The wound on her back was likely present for months, a coroner's report showed.
The victim died on July 16, 2017, in Tamworth hospital, three days after she was admitted.
The non-publication order was placed on the case last year after toing-and-froing with pleas in the manslaughter case, before a trial was abandoned for legal reasons.
Judge Warwick Hunt delivered his judgement on Wednesday in Sydney's Downing Centre District Court, ruling that a permanent stay of proceedings for the manslaughter offence, which was domestic violence-related, be granted. It means the case has been finalised with no further proceedings against the accused.
Judge Hunt ordered his bail to be dispensed.
Mr Morris' criminal culpability had been the subject of legal argument by a judge during a hearing in 2019 in Tamworth District Court.

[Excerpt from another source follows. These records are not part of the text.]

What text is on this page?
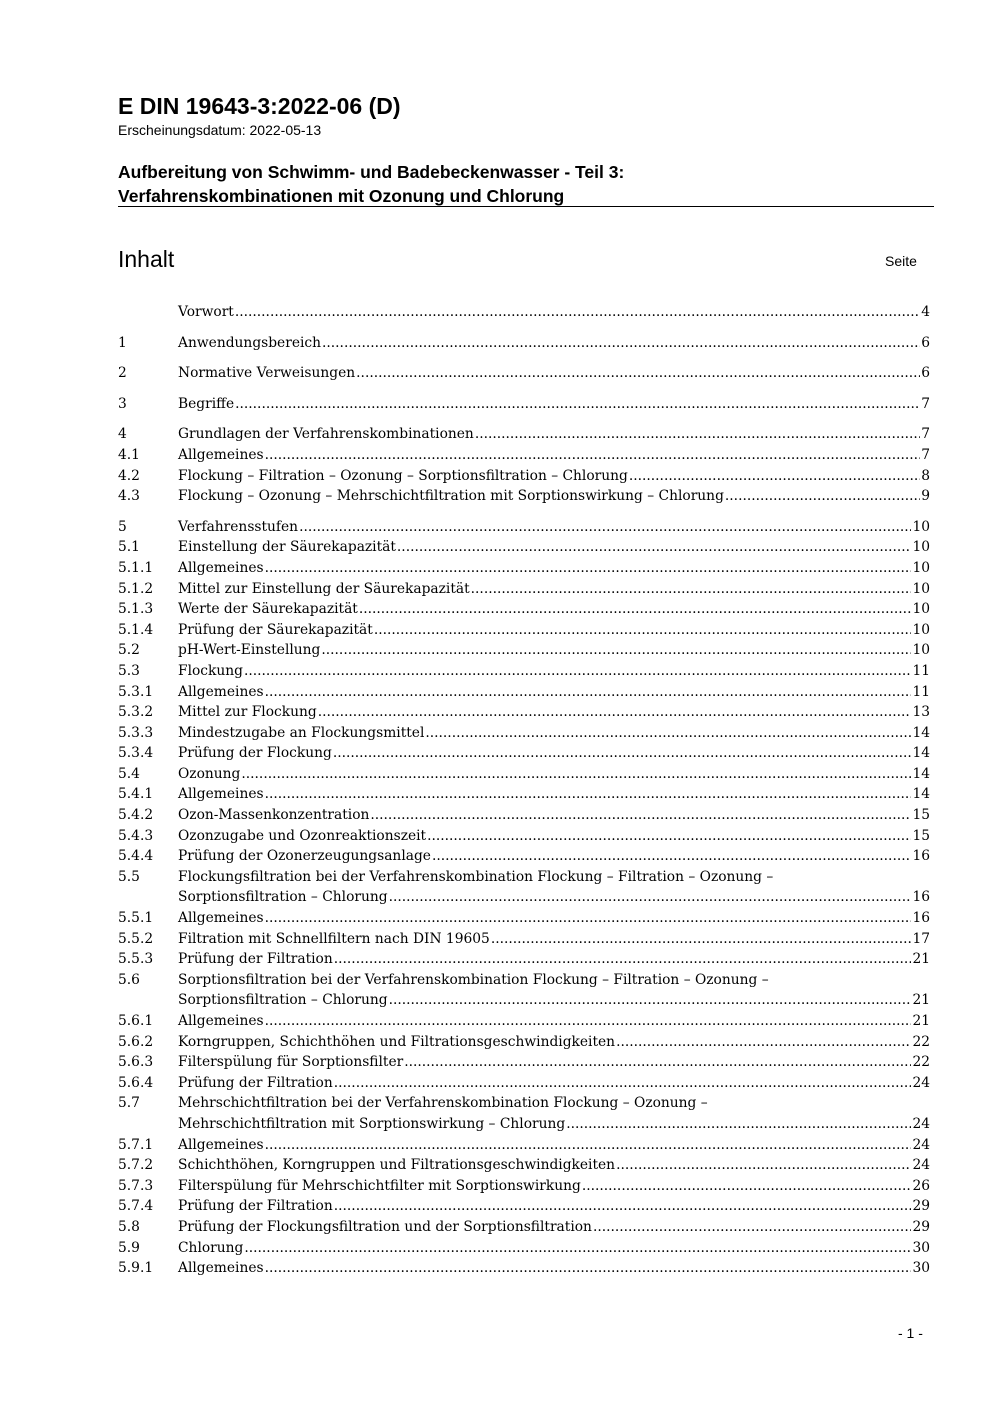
E DIN 19643-3:2022-06 (D)
Erscheinungsdatum: 2022-05-13
Aufbereitung von Schwimm- und Badebeckenwasser - Teil 3:
Verfahrenskombinationen mit Ozonung und Chlorung
Inhalt	Seite
Vorwort .....	4
1	Anwendungsbereich .....	6
2	Normative Verweisungen .....	6
3	Begriffe .....	7
4	Grundlagen der Verfahrenskombinationen .....	7
4.1	Allgemeines .....	7
4.2	Flockung – Filtration – Ozonung – Sorptionsfiltration – Chlorung .....	8
4.3	Flockung – Ozonung – Mehrschichtfiltration mit Sorptionswirkung – Chlorung .....	9
5	Verfahrensstufen .....	10
5.1	Einstellung der Säurekapazität .....	10
5.1.1	Allgemeines .....	10
5.1.2	Mittel zur Einstellung der Säurekapazität .....	10
5.1.3	Werte der Säurekapazität .....	10
5.1.4	Prüfung der Säurekapazität .....	10
5.2	pH-Wert-Einstellung .....	10
5.3	Flockung .....	11
5.3.1	Allgemeines .....	11
5.3.2	Mittel zur Flockung .....	13
5.3.3	Mindestzugabe an Flockungsmittel .....	14
5.3.4	Prüfung der Flockung .....	14
5.4	Ozonung .....	14
5.4.1	Allgemeines .....	14
5.4.2	Ozon-Massenkonzentration .....	15
5.4.3	Ozonzugabe und Ozonreaktionszeit .....	15
5.4.4	Prüfung der Ozonerzeugungsanlage .....	16
5.5	Flockungsfiltration bei der Verfahrenskombination Flockung – Filtration – Ozonung –
Sorptionsfiltration – Chlorung .....	16
5.5.1	Allgemeines .....	16
5.5.2	Filtration mit Schnellfiltern nach DIN 19605 .....	17
5.5.3	Prüfung der Filtration .....	21
5.6	Sorptionsfiltration bei der Verfahrenskombination Flockung – Filtration – Ozonung –
Sorptionsfiltration – Chlorung .....	21
5.6.1	Allgemeines .....	21
5.6.2	Korngruppen, Schichthöhen und Filtrationsgeschwindigkeiten .....	22
5.6.3	Filterspülung für Sorptionsfilter .....	22
5.6.4	Prüfung der Filtration .....	24
5.7	Mehrschichtfiltration bei der Verfahrenskombination Flockung – Ozonung –
Mehrschichtfiltration mit Sorptionswirkung – Chlorung .....	24
5.7.1	Allgemeines .....	24
5.7.2	Schichthöhen, Korngruppen und Filtrationsgeschwindigkeiten .....	24
5.7.3	Filterspülung für Mehrschichtfilter mit Sorptionswirkung .....	26
5.7.4	Prüfung der Filtration .....	29
5.8	Prüfung der Flockungsfiltration und der Sorptionsfiltration .....	29
5.9	Chlorung .....	30
5.9.1	Allgemeines .....	30
- 1 -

At the time, the hearing heard that Mr Morris' culpability centered on a 53-minute window.
The judge had been examining whether Mr Morris had been negligent in not calling an ambulance or providing food and water in the days before she was taken to hospital; and whether his failure to do so had been because of her wishes not to go to hospital.
By the time a community nurse arrived at the Nundle property on July 13, the victim had deteriorated to the point where she had "sunken eyes" and was covered in "small, midge-like insects". Her legs wept fluid onto the floor, police evidence showed.
The Crown had previously argued that Mr Morris didn't take the steps between July 6 and 13, that year, to seek outside medical attention, and that the victim did not have the capacity to think for herself.
Last year, a Tamworth judge ruled against a defence application for a judge-alone trial, and found that it was in the interests of justice for the case to be heard by a jury.
The case was moved to Sydney, and a four week trial had been foreshadowed, after the Director of Public Prosecutions rejected the no bill application to dismiss the case.